On a small hill in the northern Gyeonggi Province city of Paju, Soulone, a newly opened tree garden, could become a key attraction in the border city.
Close to some popular destinations such as Imjingak ― a park just 7 kilometers from the DMZ ― and the dynamic cultural scenes in Heyri Art Village and Paju Book City, the garden is an accessible and inviting respite from city life.
Soulone is home to some rare forms of garden trees, bonsai trees and viewing stones that are part of the collection Lee Bum-uk has amassed over his life. Viewing trees and stones have a long tradition in East Asian countries, where people collected them to decorate their courtyards and gardens.
|Visitors walk around Soulone, a bonsai garden in Paju, which opened in August this year. The garden features rare and artistic forms of garden trees, bonsai trees, and viewing stones that are part of the tree and stone collection of tree collector Lee Bum-uk. (Park Hyun-koo/The Korea Herald)|
On the 10,349-square-meter area, trees and stones are on display like works of art. Each tree is notable in age, shape and history, according to Lee.
“The trees here are treasures. They are meant for more than viewing for mere appreciation. The trees are some of the world’s rarest forms and should be protected over generations,” said Lee Bum-uk, owner of Soulone, which opened last month.
After collecting trees and stones for 20 years, Lee, a Seoul resident and president of an advertising firm based in the capital, decided to gather his collections in one place to share them with more people and cut maintenance costs.
The garden is home to pine trees, zelkova, maple trees and cornelian cherry dogwood trees that are as old as 300 to 600 years.
For novice visitors to tree gardens, Lee listed some of the charms he finds in tree forms.
“This 300-year-old pine tree resembles the motion of a dragon ascending to heaven,” Lee said during a guided tour of the garden, pointing to a big tree rising out of the grass.
“The powerful line of the tree trunk and the delicate flow of the stems make it one of the best garden trees that one can find in this country,” Lee noted.

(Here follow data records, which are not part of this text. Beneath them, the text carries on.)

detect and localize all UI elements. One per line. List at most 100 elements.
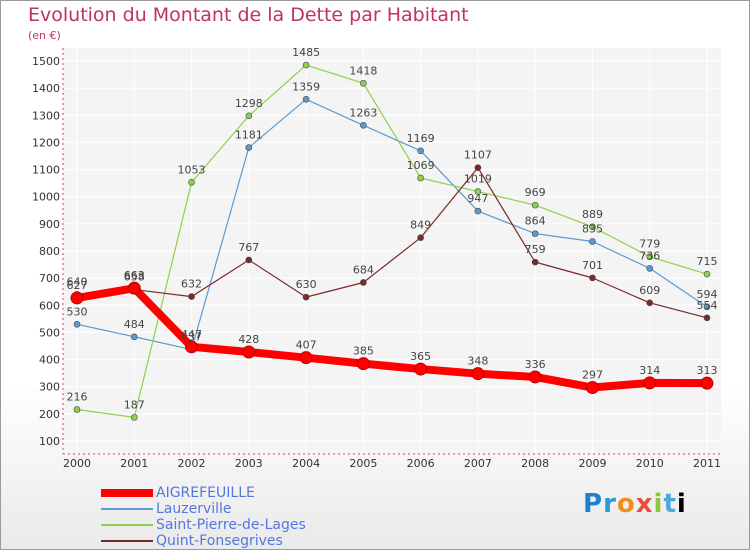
data-label: 1169 xyxy=(407,132,435,145)
data-point xyxy=(474,188,482,195)
legend-swatch xyxy=(101,489,153,497)
x-tick-label: 2005 xyxy=(349,457,377,470)
data-point xyxy=(703,270,711,278)
data-point xyxy=(703,303,711,311)
y-tick-label: 1400 xyxy=(32,82,60,95)
x-tick-label: 2007 xyxy=(464,457,492,470)
data-label: 407 xyxy=(296,339,317,352)
data-label: 484 xyxy=(124,318,145,331)
data-point xyxy=(474,164,482,171)
data-label: 1107 xyxy=(464,149,492,162)
data-point xyxy=(360,79,367,87)
data-label: 1418 xyxy=(349,64,377,77)
data-point xyxy=(302,61,310,69)
data-point xyxy=(245,112,253,120)
chart-subtitle: (en €) xyxy=(28,29,61,42)
data-point xyxy=(585,381,599,395)
data-point xyxy=(188,293,195,300)
data-label: 314 xyxy=(639,364,660,377)
x-tick-label: 2006 xyxy=(407,457,435,470)
series-line xyxy=(76,98,708,351)
logo-letter: t xyxy=(663,489,677,519)
x-tick-label: 2000 xyxy=(63,457,91,470)
data-label: 663 xyxy=(124,269,145,282)
data-label: 313 xyxy=(697,364,718,377)
data-label: 715 xyxy=(697,255,718,268)
data-label: 640 xyxy=(67,275,88,288)
data-label: 947 xyxy=(467,192,488,205)
data-point xyxy=(589,238,596,245)
data-label: 336 xyxy=(525,358,546,371)
data-point xyxy=(73,406,81,413)
series-line xyxy=(73,284,711,392)
data-label: 627 xyxy=(67,279,88,292)
y-tick-label: 900 xyxy=(39,218,60,231)
data-label: 348 xyxy=(467,355,488,368)
data-point xyxy=(130,333,138,341)
x-tick-label: 2001 xyxy=(120,457,148,470)
data-label: 1069 xyxy=(407,159,435,172)
y-tick-label: 1300 xyxy=(32,109,60,122)
legend-label: AIGREFEUILLE xyxy=(156,485,255,501)
data-label: 969 xyxy=(525,186,546,199)
data-point xyxy=(188,179,195,186)
data-point xyxy=(185,340,199,354)
data-label: 1181 xyxy=(235,129,263,142)
data-label: 447 xyxy=(181,328,202,341)
data-point xyxy=(302,293,310,301)
logo-letter: P xyxy=(583,489,604,519)
data-point xyxy=(646,299,654,307)
data-label: 767 xyxy=(238,241,259,254)
data-label: 1359 xyxy=(292,80,320,93)
x-tick-label: 2010 xyxy=(636,457,664,470)
data-label: 609 xyxy=(639,284,660,297)
data-label: 385 xyxy=(353,345,374,358)
data-point xyxy=(299,351,313,365)
data-label: 297 xyxy=(582,369,603,382)
data-label: 889 xyxy=(582,208,603,221)
x-tick-label: 2011 xyxy=(693,457,721,470)
data-point xyxy=(417,147,424,155)
data-label: 835 xyxy=(582,223,603,236)
data-point xyxy=(643,376,657,390)
data-label: 864 xyxy=(525,215,546,228)
logo-letter: o xyxy=(616,489,636,519)
y-tick-label: 600 xyxy=(39,299,60,312)
data-point xyxy=(531,230,539,237)
y-tick-label: 1000 xyxy=(32,191,60,204)
data-label: 365 xyxy=(410,350,431,363)
data-point xyxy=(360,279,367,286)
data-point xyxy=(417,174,424,182)
data-label: 554 xyxy=(697,299,718,312)
data-point xyxy=(417,234,424,241)
data-point xyxy=(703,314,711,322)
data-label: 530 xyxy=(67,305,88,318)
x-tick-label: 2003 xyxy=(235,457,263,470)
data-point xyxy=(474,207,482,215)
y-tick-label: 300 xyxy=(39,381,60,394)
proxiti-logo: Proxiti xyxy=(583,489,687,519)
y-tick-label: 200 xyxy=(39,408,60,421)
data-point xyxy=(302,95,310,103)
y-tick-label: 1100 xyxy=(32,164,60,177)
data-point xyxy=(414,362,428,376)
data-point xyxy=(528,370,542,384)
logo-letter: r xyxy=(603,489,617,519)
data-label: 1485 xyxy=(292,46,320,59)
y-tick-label: 1200 xyxy=(32,136,60,149)
data-point xyxy=(589,223,596,231)
data-label: 216 xyxy=(67,391,88,404)
data-label: 736 xyxy=(639,249,660,262)
x-tick-label: 2002 xyxy=(178,457,206,470)
data-label: 437 xyxy=(181,331,202,344)
data-point xyxy=(589,274,596,282)
legend-label: Saint-Pierre-de-Lages xyxy=(156,517,306,533)
x-tick-label: 2004 xyxy=(292,457,320,470)
data-point xyxy=(245,144,253,151)
y-tick-label: 800 xyxy=(39,245,60,258)
data-point xyxy=(242,345,256,359)
y-tick-label: 700 xyxy=(39,272,60,285)
legend-label: Lauzerville xyxy=(156,501,232,517)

“Without knowing all this, good trees just stand out even to the eyes of ordinary viewers,” he said.
Each tree draws in viewers to the details that elevate the tree to artistic forms.

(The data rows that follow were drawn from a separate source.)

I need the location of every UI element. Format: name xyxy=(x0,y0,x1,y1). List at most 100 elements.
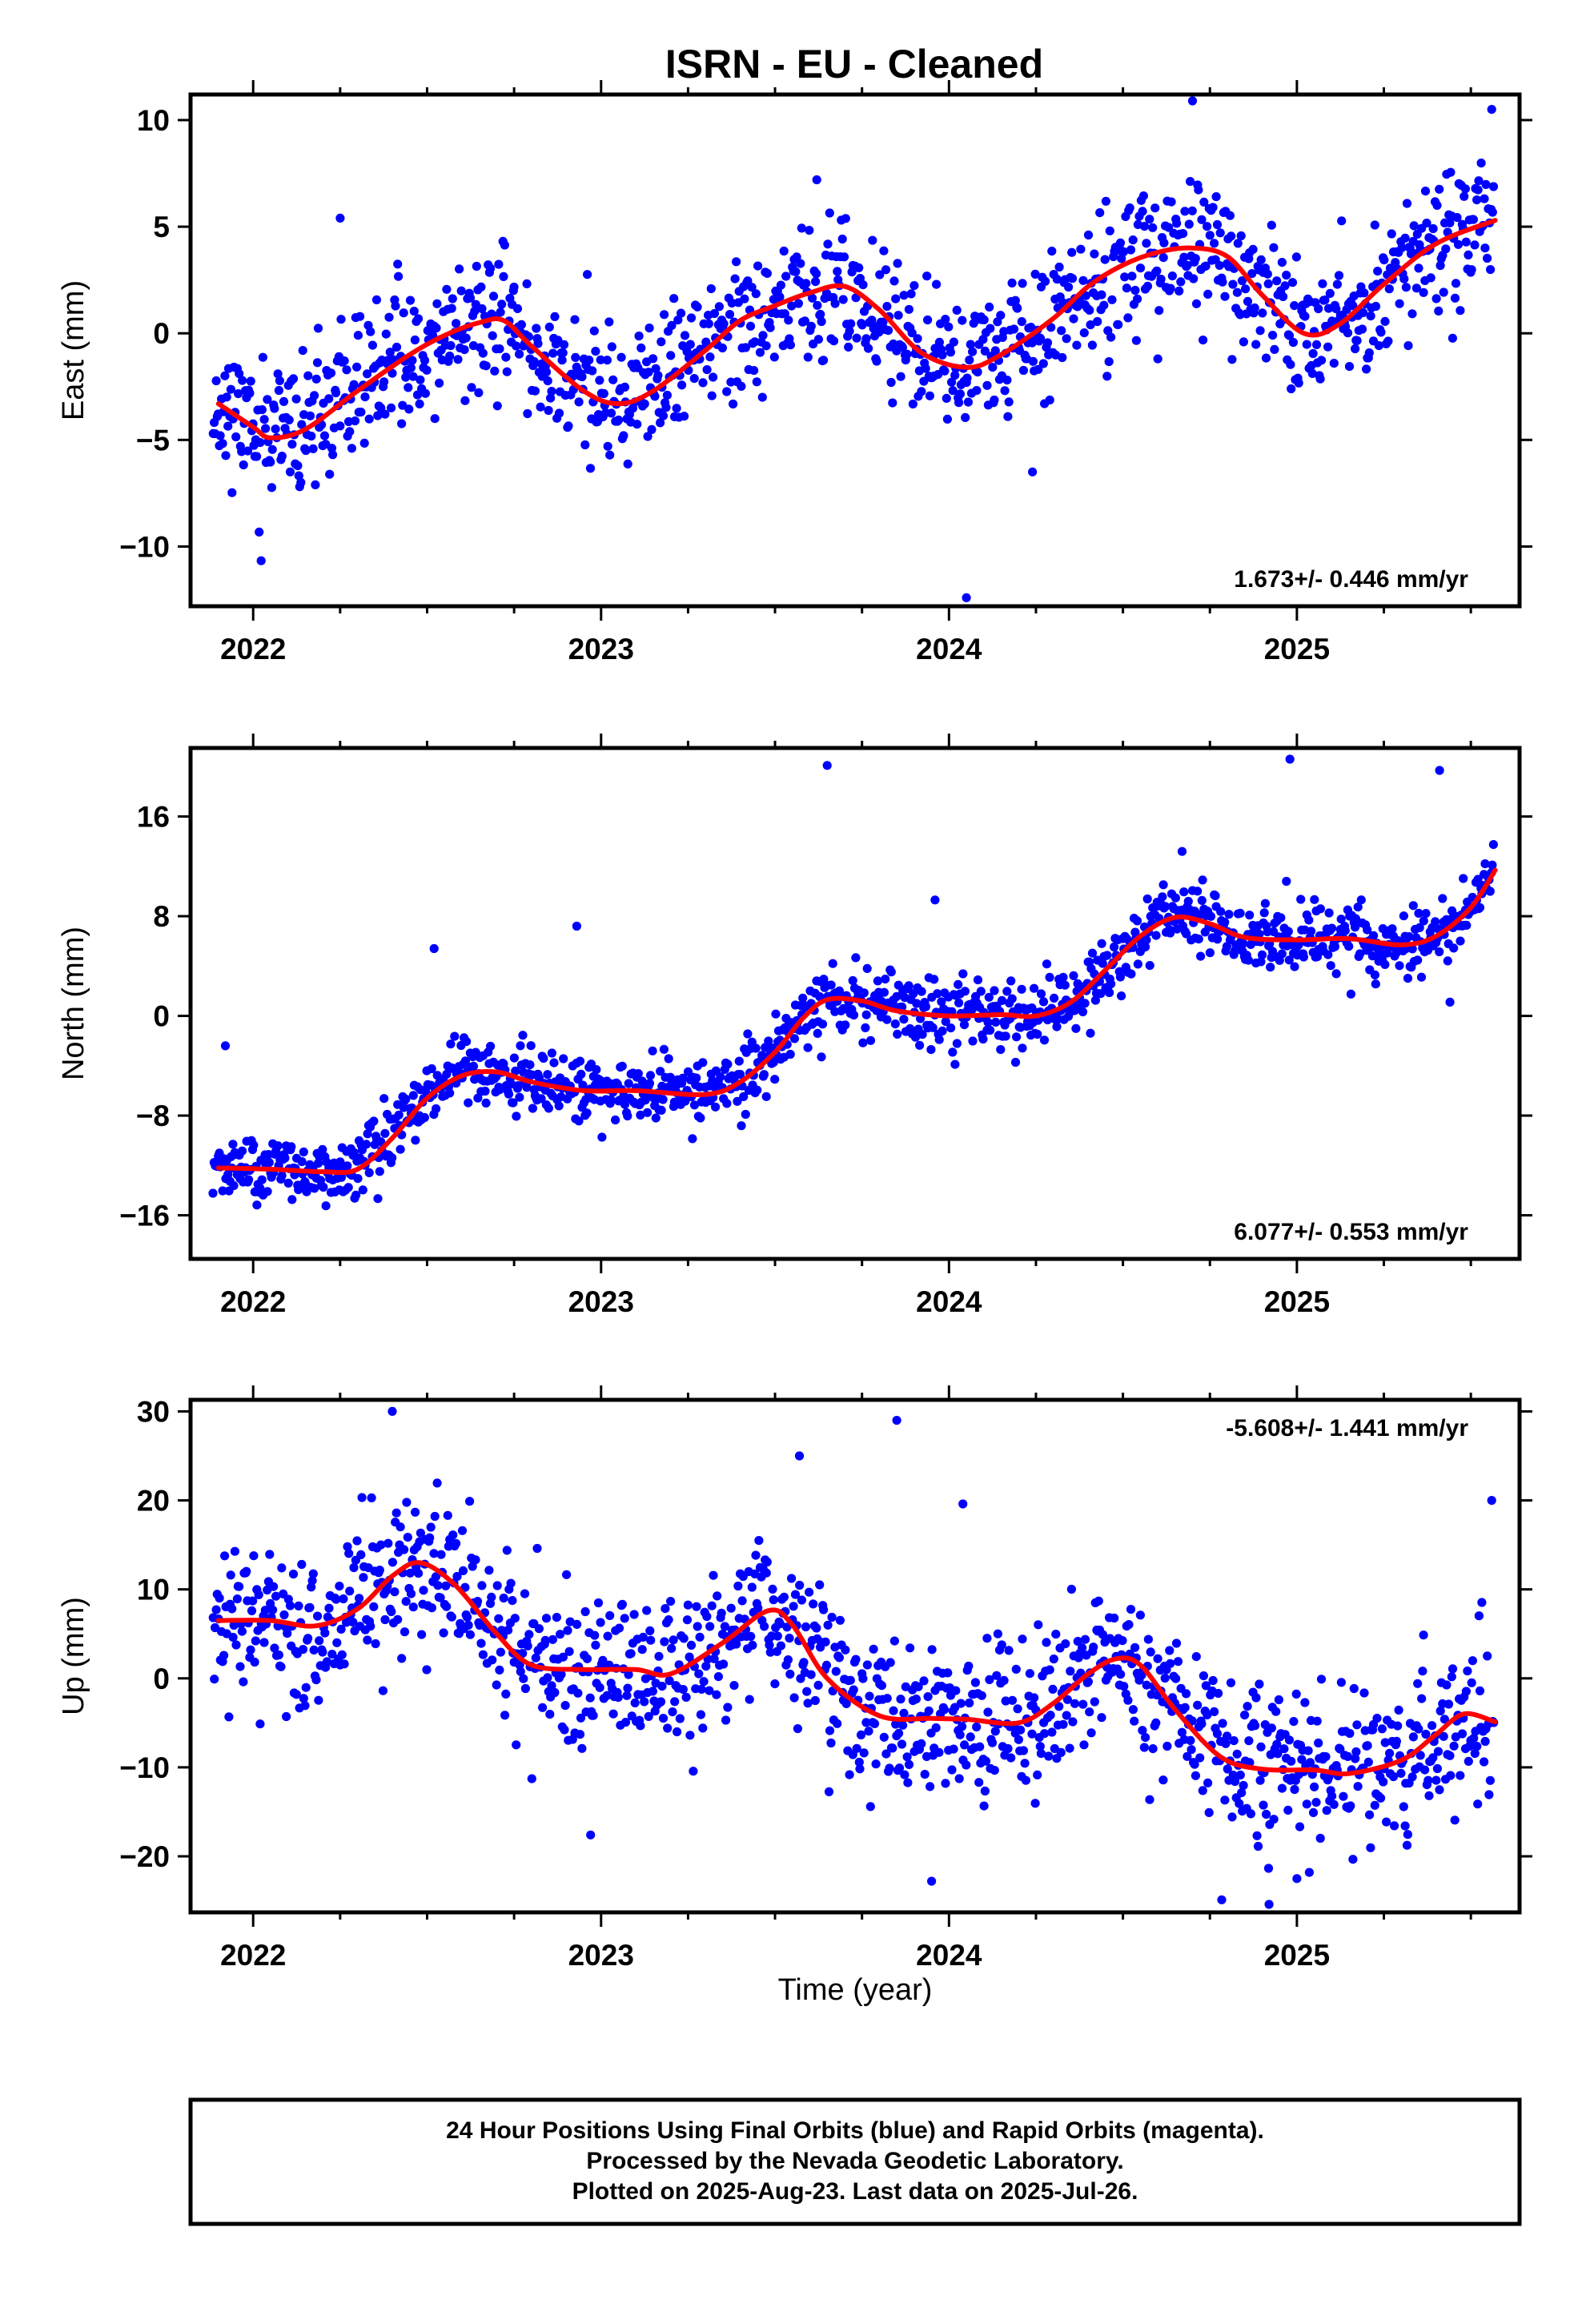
data-point xyxy=(683,1600,693,1610)
data-point xyxy=(834,1653,844,1663)
y-tick-label: −10 xyxy=(119,530,170,563)
data-point xyxy=(1239,337,1248,347)
data-point xyxy=(664,1054,673,1063)
data-point xyxy=(1241,284,1251,294)
data-point xyxy=(1250,303,1259,313)
data-point xyxy=(733,1581,743,1591)
data-point xyxy=(1426,273,1435,283)
data-point xyxy=(858,280,868,290)
data-point xyxy=(743,276,753,286)
data-point xyxy=(1050,1743,1059,1754)
data-point xyxy=(1380,959,1390,969)
data-point xyxy=(1287,1756,1296,1766)
data-point xyxy=(968,347,978,356)
data-point xyxy=(404,383,413,392)
data-point xyxy=(1460,191,1469,201)
data-point xyxy=(336,315,346,324)
data-point xyxy=(695,1632,705,1642)
data-point xyxy=(420,388,431,398)
data-point xyxy=(606,1096,616,1105)
data-point xyxy=(875,270,885,279)
data-point xyxy=(858,1038,868,1047)
data-point xyxy=(387,1406,397,1416)
data-point xyxy=(588,366,597,376)
data-point xyxy=(1127,271,1137,281)
data-point xyxy=(277,1171,287,1180)
data-point xyxy=(693,302,702,312)
data-point xyxy=(1018,279,1027,288)
data-point xyxy=(653,371,663,380)
data-point xyxy=(1435,766,1444,775)
data-point xyxy=(277,452,287,461)
data-point xyxy=(622,1691,632,1700)
data-point xyxy=(269,1582,279,1591)
data-point xyxy=(1415,1751,1425,1760)
data-point xyxy=(539,1053,548,1063)
data-point xyxy=(988,363,998,372)
data-point xyxy=(1133,959,1142,969)
data-point xyxy=(577,1743,587,1753)
data-point xyxy=(492,1581,502,1590)
data-point xyxy=(408,1602,418,1612)
data-point xyxy=(1443,956,1452,966)
data-point xyxy=(534,1624,544,1634)
data-point xyxy=(1100,255,1110,264)
data-point xyxy=(599,388,608,399)
data-point xyxy=(660,310,669,320)
data-point xyxy=(222,392,231,402)
data-point xyxy=(868,235,877,245)
data-point xyxy=(841,1699,851,1708)
data-point xyxy=(339,1594,348,1604)
data-point xyxy=(305,1602,315,1612)
data-point xyxy=(1062,1695,1072,1704)
data-point xyxy=(541,368,552,377)
data-point xyxy=(331,1594,341,1604)
data-point xyxy=(802,1687,812,1696)
data-point xyxy=(722,1099,732,1108)
data-point xyxy=(946,348,955,357)
data-point xyxy=(550,312,560,321)
data-point xyxy=(699,1677,709,1687)
data-point xyxy=(1004,397,1014,407)
data-point xyxy=(620,382,630,392)
data-point xyxy=(474,388,484,397)
data-point xyxy=(1457,1729,1468,1739)
data-point xyxy=(1235,1770,1245,1780)
data-point xyxy=(1380,1738,1390,1747)
data-point xyxy=(554,1101,564,1111)
data-point xyxy=(512,1112,521,1121)
data-point xyxy=(882,1694,892,1703)
data-point xyxy=(348,1618,358,1627)
data-point xyxy=(1435,260,1445,271)
data-point xyxy=(468,1061,479,1071)
data-point xyxy=(1456,936,1465,946)
data-point xyxy=(604,317,614,327)
data-point xyxy=(614,1623,624,1633)
data-point xyxy=(750,337,760,347)
data-point xyxy=(1403,1830,1412,1839)
x-tick-label: 2025 xyxy=(1264,1939,1330,1972)
data-point xyxy=(961,412,970,423)
data-point xyxy=(339,1659,349,1669)
data-point xyxy=(397,1654,407,1663)
data-point xyxy=(1462,920,1472,930)
data-point xyxy=(1118,1636,1127,1646)
data-point xyxy=(1385,1748,1395,1758)
data-point xyxy=(745,1695,754,1704)
data-point xyxy=(408,356,417,365)
data-point xyxy=(1304,1868,1314,1877)
data-point xyxy=(371,295,381,304)
data-point xyxy=(915,1040,925,1050)
data-point xyxy=(1351,1747,1361,1757)
data-point xyxy=(239,460,248,470)
data-point xyxy=(335,213,345,223)
data-point xyxy=(572,1619,582,1629)
data-point xyxy=(873,976,882,986)
data-point xyxy=(1030,1693,1039,1703)
data-point xyxy=(1468,215,1478,224)
data-point xyxy=(904,304,913,314)
data-point xyxy=(1371,979,1380,989)
data-point xyxy=(1255,929,1264,939)
data-point xyxy=(525,1060,535,1070)
data-point xyxy=(812,1623,821,1633)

Twin cornelian cherry dogwood trees that are 400 and 500 years old, respectively, are fun to compare as one has masculine features in the “muscular” tree trunk and the other standing across it has feminine features in its slimmer trunk and curvy stems.
Some unique tree forms were created with the skillful hands of a gardener such as those created by weaving a dead tree and a living tree together.
“It’s a special skill that mixes the dead part of a tree, which has white skin, and the live one that has a darker tone. It’s tricky to create a balance between two trees and is surely a work of art,” said Lee.
Lee also owns miniature trees grown in pots, called bonsai trees. Some notable trees include rare Japanese specimens of Azalea and pine trees.
|The entrance of Soulone, a tree garden in Paju, Gyeonggi Province (Park Hyun-koo/The Korea Herald)|
The garden also features viewing stones with distinctive features such as a large hole that pierces through a hard rock, or a small puddle created by thousands of years of erosion.
Adjacent to the garden is a building with a coffee shop and a restaurant. More spaces are being created to accommodate small weddings, parties and gatherings.
Admission to the garden is 5,000 won for adults and 3,000 won for students and Paju citizens.